To graph a line, we need ordered pairs. I'll plug in values for x and calculate y.
Like always, it's a great idea to start with zero. When x equals zero, y equals fifty.
Let's try a couple other nice round numbers. When x equals twenty, y equals one hundred point four. When x is fifty, y equals one hundred seventy six.
Now we can plot these ordered pairs on the graph. It's okay if you can't be perfectly precise. The graph is just helping us estimate.
Once the points are down, let's draw a line of best fit.
The finish line of the race is at two hundred fifty. By looking at where the line hits two hundred fifty, it looks like the racer will get there at around seventy seven minutes.
That's our estimate.
Now let's get more precise using the equation.
We want to know how long it takes the racer to reach two hundred fifty kilometers. So I will plug in two hundred fifty for y.
Two hundred fifty equals two point five two x plus fifty.

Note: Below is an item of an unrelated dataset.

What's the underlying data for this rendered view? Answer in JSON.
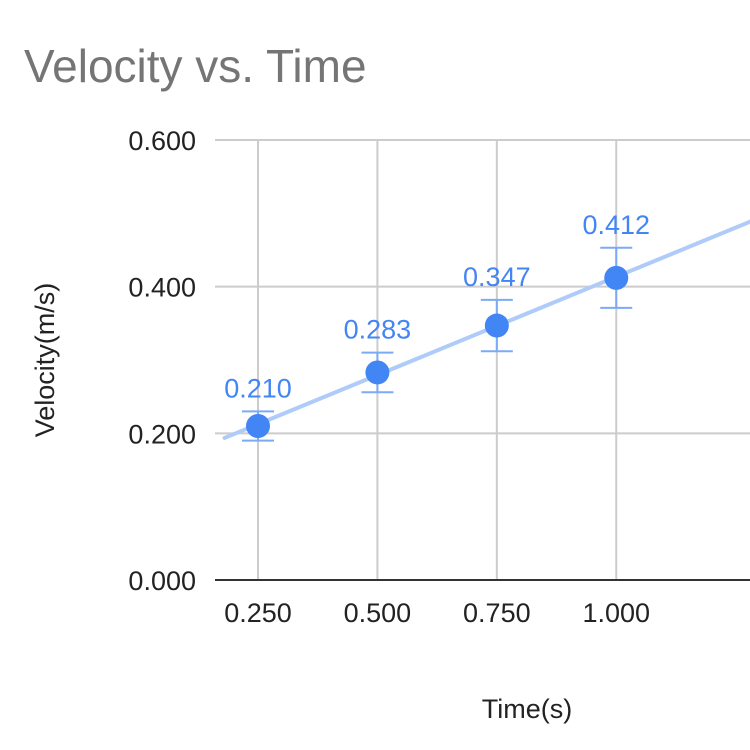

Remember the racer starts with a fifty kilometer head start, so it's not actually traveling the full two hundred fifty kilometers. It's really only traveling a distance of two hundred kilometers.
I can subtract that head start. If I subtract that head start of fifty from both sides, I'm really asking how long will it take the racer to travel two hundred kilometers at a rate of two point five two kilometers per minute.
If two hundred is equal to two point five two times x, that also means that two hundred divided by two point five two equals x.
Two hundred divided by two point five two equals about seventy nine point three seven minutes.
That's the exact time it will take the racer to reach the finish line.
Let's check. Is that close to our estimate of seventy seven minutes?
Yes. It makes sense.
If it weren't close, that would be a sign that I made a mistake somewhere and I need to investigate.
That's how we can use graphs and equations together to figure out how long a racer will take to reach the finish line.